What's wrong with my DISTINCT

  • I've got another noob question...

    When I run this query to just grab the emp_id I get 6474 but when I request more fields I get 6605?

    select distinct CONVERT (varchar(9),EMPLOYEE_ID) AS emp_id

    , CONVERT(datetime,(CONVERT(varchar(8),ADMISSION_DTE))) AS Adm_date

    , ADMISSION_CDE

    , ADMIT_TYPE_CDE

    , CONVERT(datetime,(CONVERT(varchar(8),DISC_DTE))) AS Dis_date

    , DISC_CDE

    , DISC_TYPE_CDE

    from CurrentTable

    WHERE [BranchID]='950' AND (DISC_DTE IS NULL OR (DISC_DTE > 20120630 AND DISC_DTE < 20130201))
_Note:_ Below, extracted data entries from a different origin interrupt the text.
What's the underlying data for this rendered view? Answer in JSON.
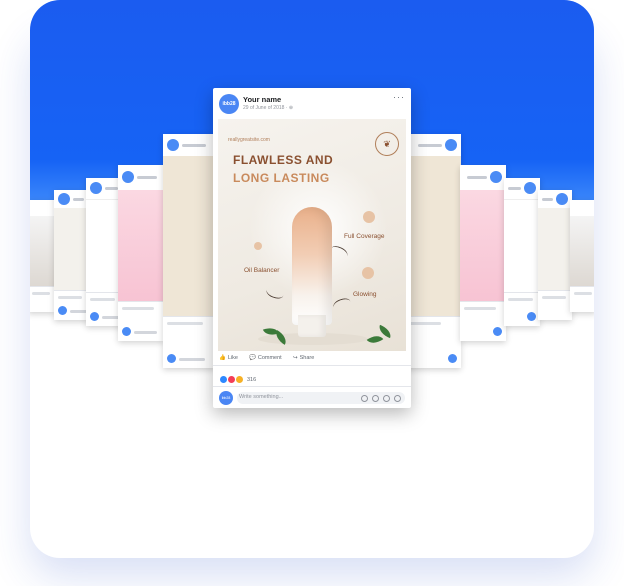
{
  "post": {
    "user_name": "Your name",
    "date": "29 of June of 2018 · ⊕",
    "avatar_text": "ibb28",
    "more": "···",
    "ad": {
      "url": "reallygreatsite.com",
      "headline_1": "FLAWLESS AND",
      "headline_2": "LONG LASTING",
      "features": [
        "Full Coverage",
        "Oil Balancer",
        "Glowing"
      ]
    },
    "actions": {
      "like": "Like",
      "comment": "Comment",
      "share": "Share"
    },
    "reaction_count": "316",
    "composer_placeholder": "Write something..."
  },
  "colors": {
    "brand_blue": "#1663f5",
    "avatar_blue": "#4a86f4",
    "brown_dark": "#8a5030",
    "brown_light": "#c98a5c"
  },
  "icons": [
    "more-icon",
    "like-icon",
    "comment-icon",
    "share-icon",
    "globe-icon",
    "emoji-icon",
    "camera-icon",
    "gif-icon",
    "sticker-icon"
  ]
}
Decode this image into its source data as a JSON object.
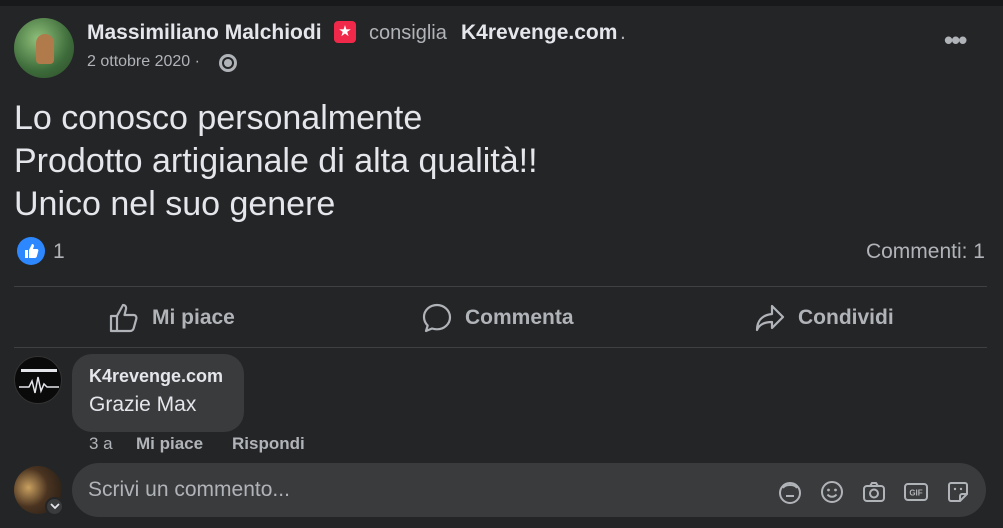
{
  "post": {
    "author": "Massimiliano Malchiodi",
    "badge_icon": "star-badge-icon",
    "recommends_label": "consiglia",
    "page_name": "K4revenge.com",
    "page_suffix": ".",
    "date": "2 ottobre 2020 ·",
    "privacy_icon": "globe-icon",
    "more_label": "•••",
    "text_lines": [
      "Lo conosco personalmente",
      "Prodotto artigianale di alta qualità!!",
      "Unico nel suo genere"
    ],
    "like_count": "1",
    "comments_count": "Commenti: 1"
  },
  "actions": {
    "like": "Mi piace",
    "comment": "Commenta",
    "share": "Condividi"
  },
  "comment": {
    "author": "K4revenge.com",
    "text": "Grazie Max",
    "age": "3 a",
    "like_label": "Mi piace",
    "reply_label": "Rispondi"
  },
  "composer": {
    "placeholder": "Scrivi un commento..."
  },
  "colors": {
    "background": "#18191a",
    "card": "#242526",
    "bubble": "#3a3b3c",
    "text_primary": "#e4e6eb",
    "text_secondary": "#b0b3b8",
    "like_blue": "#2d88ff",
    "badge_red": "#f02849"
  }
}
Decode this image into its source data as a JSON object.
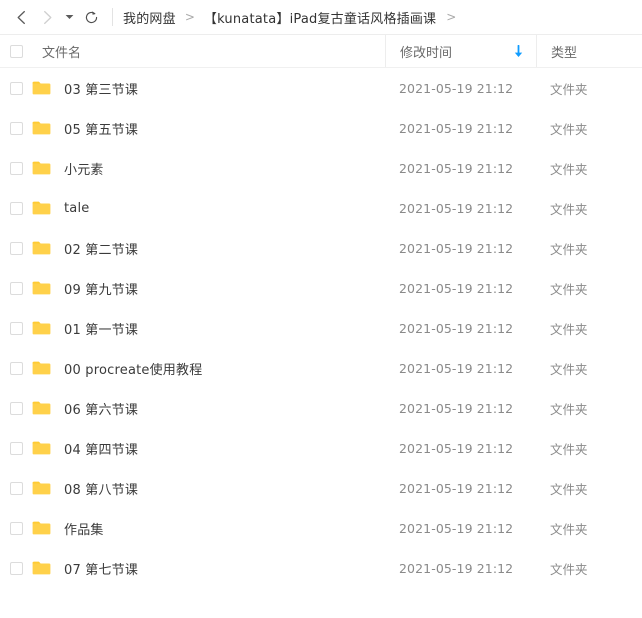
{
  "toolbar": {
    "back": {
      "name": "back",
      "title": "后退",
      "enabled": true
    },
    "forward": {
      "name": "forward",
      "title": "前进",
      "enabled": false
    },
    "history_dropdown": {
      "name": "history-dropdown",
      "title": "历史记录"
    },
    "refresh": {
      "name": "refresh",
      "title": "刷新"
    }
  },
  "breadcrumb": {
    "separator": ">",
    "items": [
      {
        "label": "我的网盘"
      },
      {
        "label": "【kunatata】iPad复古童话风格插画课"
      }
    ],
    "trailing_separator": ">"
  },
  "columns": {
    "name": "文件名",
    "modified": "修改时间",
    "type": "类型",
    "sort": {
      "column": "修改时间",
      "direction": "desc",
      "glyph": "arrow-down",
      "color": "#0f9cff"
    }
  },
  "colors": {
    "accent": "#06a7ff",
    "sort_arrow": "#0f9cff",
    "folder": "#ffd14a",
    "folder_tab": "#ffcb33",
    "text_primary": "#3b3b3b",
    "text_muted": "#8a8a8a",
    "border": "#ededed"
  },
  "files": [
    {
      "name": "03 第三节课",
      "modified": "2021-05-19 21:12",
      "type": "文件夹",
      "icon": "folder-icon"
    },
    {
      "name": "05 第五节课",
      "modified": "2021-05-19 21:12",
      "type": "文件夹",
      "icon": "folder-icon"
    },
    {
      "name": "小元素",
      "modified": "2021-05-19 21:12",
      "type": "文件夹",
      "icon": "folder-icon"
    },
    {
      "name": "tale",
      "modified": "2021-05-19 21:12",
      "type": "文件夹",
      "icon": "folder-icon"
    },
    {
      "name": "02 第二节课",
      "modified": "2021-05-19 21:12",
      "type": "文件夹",
      "icon": "folder-icon"
    },
    {
      "name": "09 第九节课",
      "modified": "2021-05-19 21:12",
      "type": "文件夹",
      "icon": "folder-icon"
    },
    {
      "name": "01 第一节课",
      "modified": "2021-05-19 21:12",
      "type": "文件夹",
      "icon": "folder-icon"
    },
    {
      "name": "00 procreate使用教程",
      "modified": "2021-05-19 21:12",
      "type": "文件夹",
      "icon": "folder-icon"
    },
    {
      "name": "06 第六节课",
      "modified": "2021-05-19 21:12",
      "type": "文件夹",
      "icon": "folder-icon"
    },
    {
      "name": "04 第四节课",
      "modified": "2021-05-19 21:12",
      "type": "文件夹",
      "icon": "folder-icon"
    },
    {
      "name": "08 第八节课",
      "modified": "2021-05-19 21:12",
      "type": "文件夹",
      "icon": "folder-icon"
    },
    {
      "name": "作品集",
      "modified": "2021-05-19 21:12",
      "type": "文件夹",
      "icon": "folder-icon"
    },
    {
      "name": "07 第七节课",
      "modified": "2021-05-19 21:12",
      "type": "文件夹",
      "icon": "folder-icon"
    }
  ]
}
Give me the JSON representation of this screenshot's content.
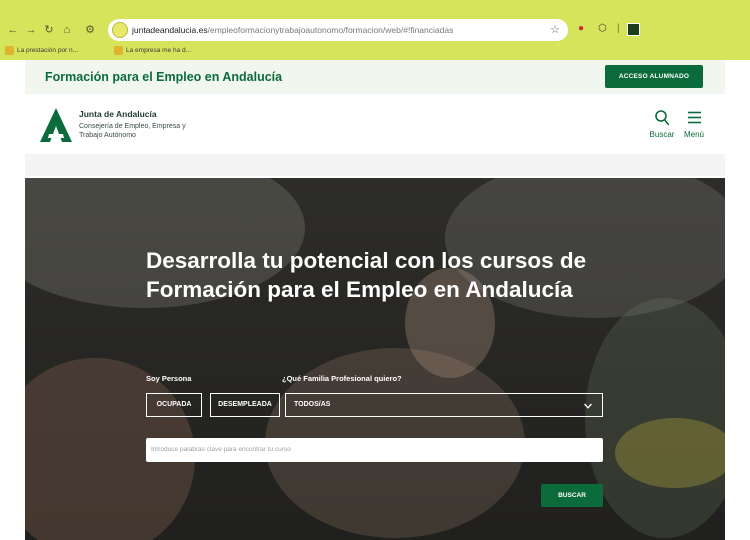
{
  "browser": {
    "url_domain": "juntadeandalucia.es",
    "url_path": "/empleoformacionytrabajoautonomo/formacion/web/#!financiadas",
    "bookmarks": [
      {
        "label": "La prestación por n..."
      },
      {
        "label": "La empresa me ha d..."
      }
    ],
    "colors": {
      "chrome": "#d5e45b"
    }
  },
  "site": {
    "topbar_title": "Formación para el Empleo en Andalucía",
    "access_label": "ACCESO ALUMNADO",
    "org_name": "Junta de Andalucía",
    "department": "Consejería de Empleo, Empresa y Trabajo Autónomo",
    "search_label": "Buscar",
    "menu_label": "Menú",
    "colors": {
      "primary": "#0c6b3a",
      "topbar_bg": "#f1f6ef"
    }
  },
  "hero": {
    "title": "Desarrolla tu potencial con los cursos de Formación para el Empleo en Andalucía",
    "persona_label": "Soy Persona",
    "persona_options": [
      "OCUPADA",
      "DESEMPLEADA"
    ],
    "familia_label": "¿Qué Familia Profesional quiero?",
    "familia_selected": "TODOS/AS",
    "keyword_placeholder": "Introduce palabras clave para encontrar tu curso",
    "search_button": "BUSCAR"
  }
}
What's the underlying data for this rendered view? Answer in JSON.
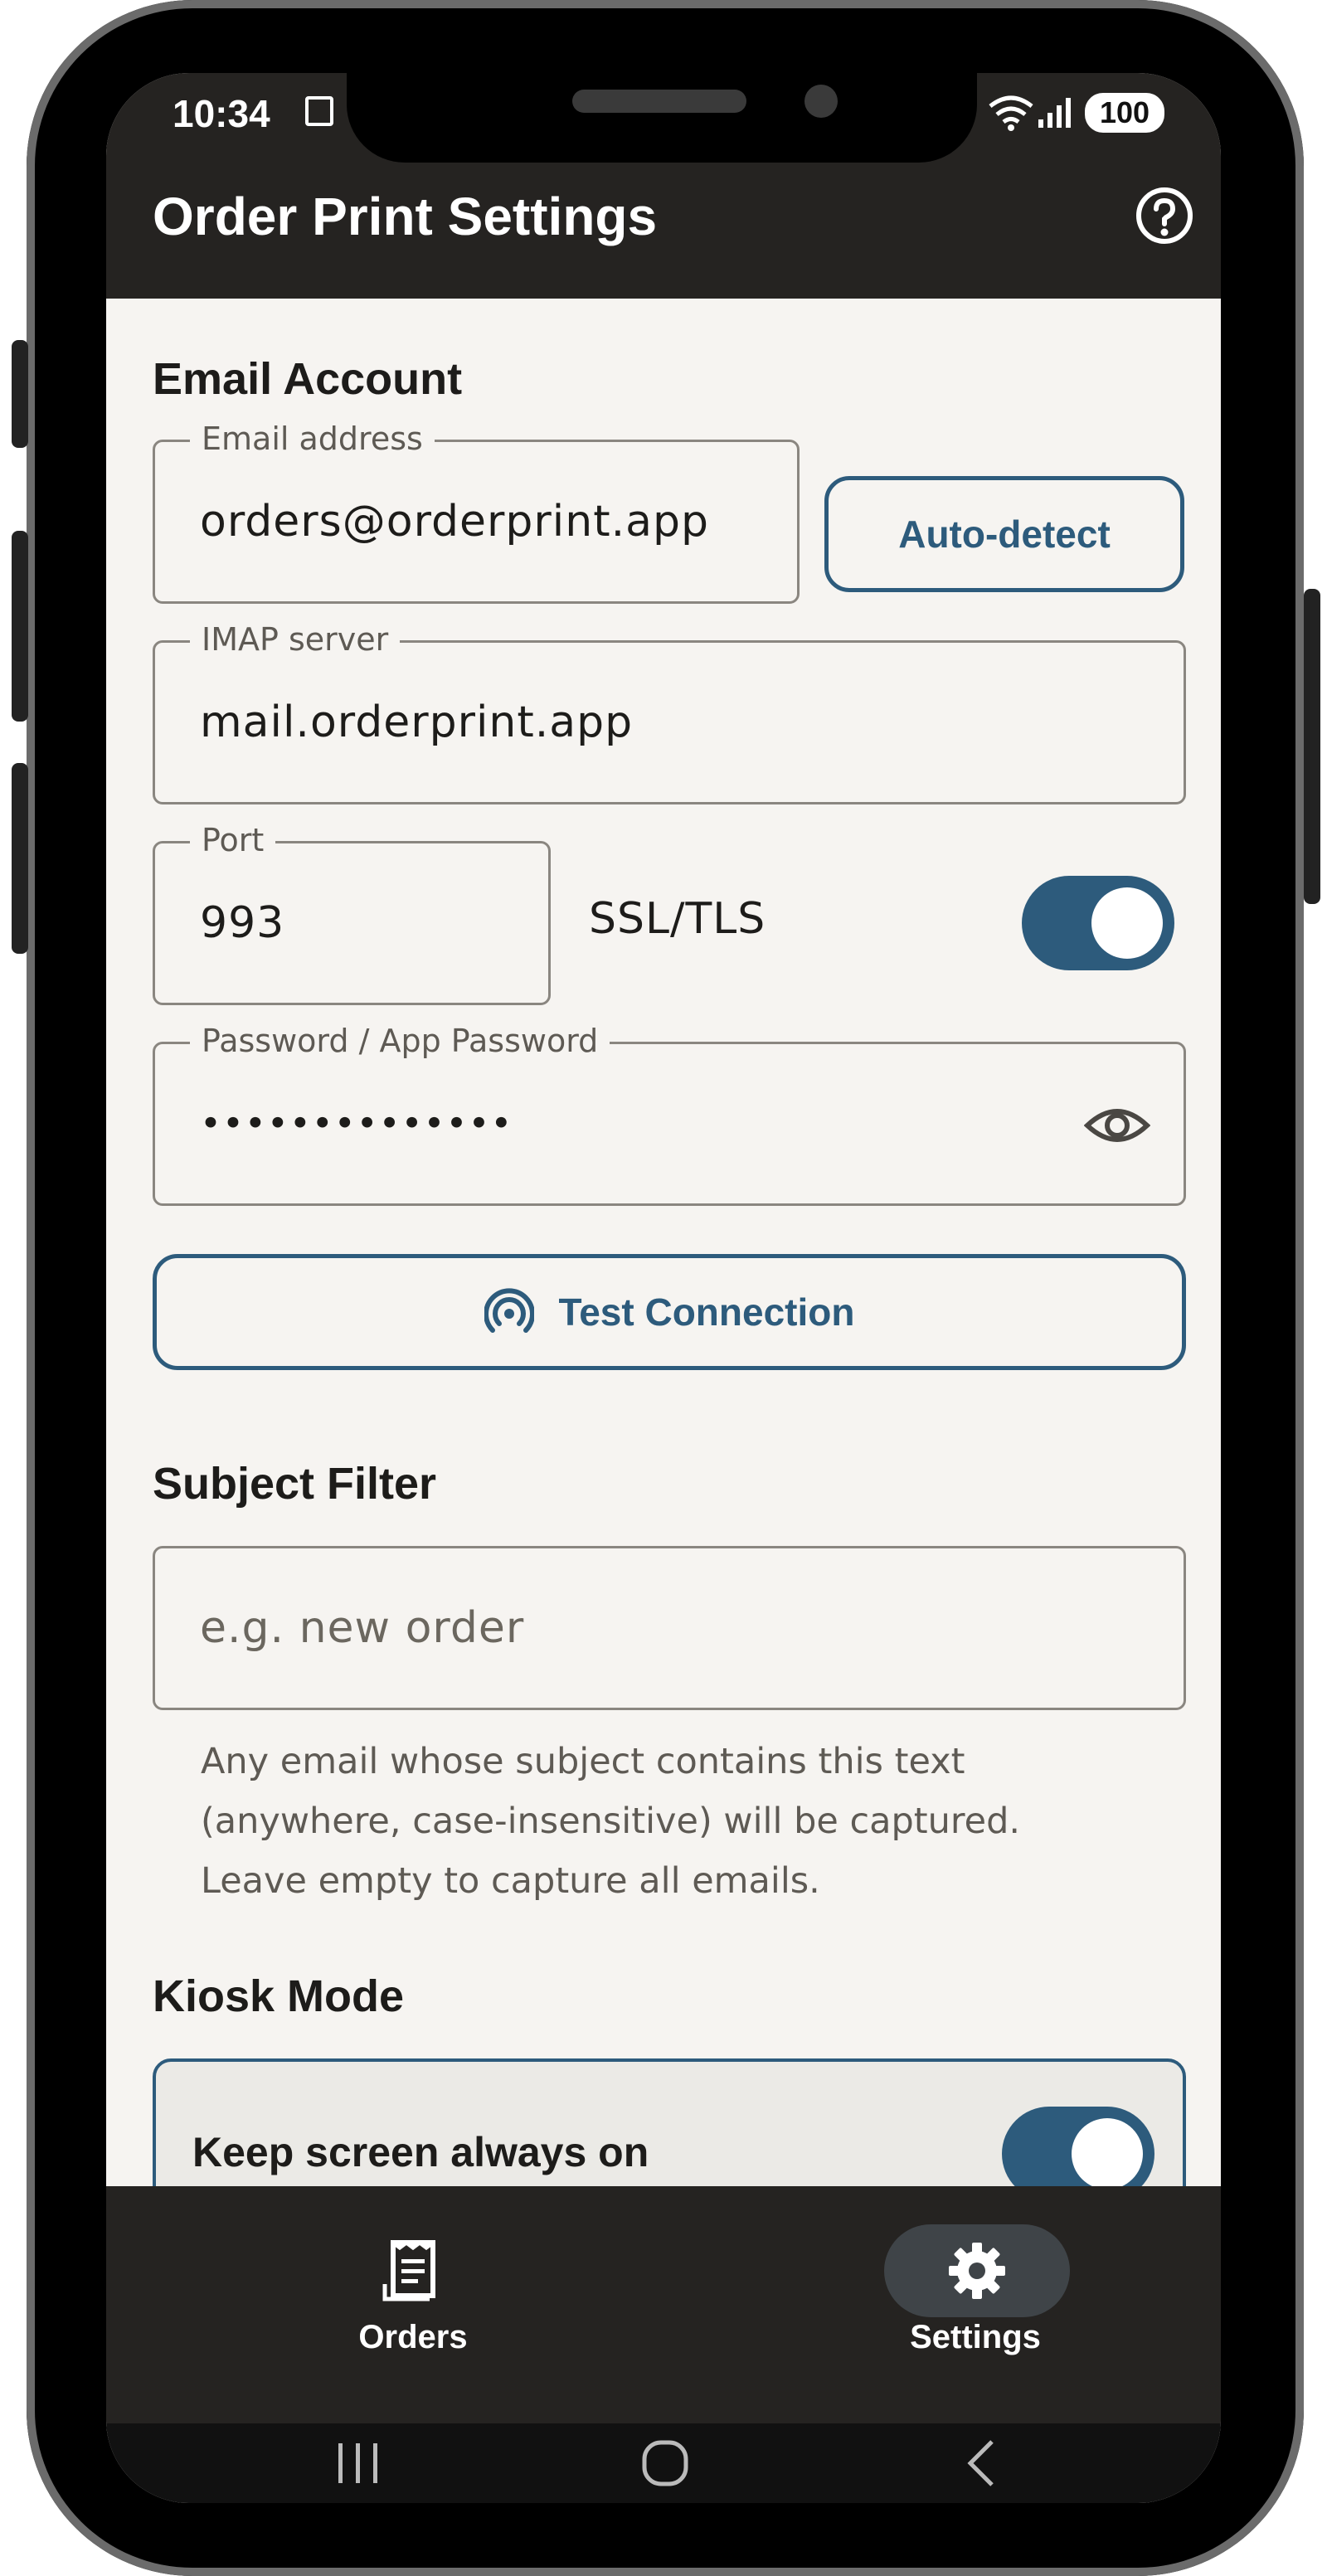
{
  "status_bar": {
    "time": "10:34",
    "battery": "100"
  },
  "app_bar": {
    "title": "Order Print Settings",
    "help_icon": "help-circle-icon"
  },
  "email_account": {
    "title": "Email Account",
    "email_label": "Email address",
    "email_value": "orders@orderprint.app",
    "auto_detect_label": "Auto-detect",
    "imap_label": "IMAP server",
    "imap_value": "mail.orderprint.app",
    "port_label": "Port",
    "port_value": "993",
    "ssl_label": "SSL/TLS",
    "ssl_enabled": true,
    "password_label": "Password / App Password",
    "password_value": "••••••••••••••",
    "test_connection_label": "Test Connection"
  },
  "subject_filter": {
    "title": "Subject Filter",
    "placeholder": "e.g. new order",
    "helper_lines": [
      "Any email whose subject contains this text",
      "(anywhere, case-insensitive) will be captured.",
      "Leave empty to capture all emails."
    ]
  },
  "kiosk_mode": {
    "title": "Kiosk Mode",
    "keep_screen_on_label": "Keep screen always on",
    "keep_screen_on_enabled": true
  },
  "bottom_nav": {
    "items": [
      {
        "label": "Orders",
        "icon": "receipt-icon"
      },
      {
        "label": "Settings",
        "icon": "gear-icon",
        "active": true
      }
    ]
  },
  "colors": {
    "accent": "#2d5b7c",
    "bar": "#252321",
    "background": "#f6f4f1"
  }
}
    order by emp_id , adm_date

    ...I just want the record for the most recent adm_date what's up with my distinct?

  • momba (2/5/2013)


    I've got another noob question...

    When I run this query to just grab the emp_id I get 6474 but when I request more fields I get 6605?

    select distinct CONVERT (varchar(9),EMPLOYEE_ID) AS emp_id

    , CONVERT(datetime,(CONVERT(varchar(8),ADMISSION_DTE))) AS Adm_date

    , ADMISSION_CDE

    , ADMIT_TYPE_CDE

    , CONVERT(datetime,(CONVERT(varchar(8),DISC_DTE))) AS Dis_date

    , DISC_CDE

    , DISC_TYPE_CDE

    from CurrentTable

    WHERE [BranchID]='950' AND (DISC_DTE IS NULL OR (DISC_DTE > 20120630 AND DISC_DTE < 20130201))

    order by emp_id , adm_date

    ...I just want the record for the most recent adm_date what's up with my distinct?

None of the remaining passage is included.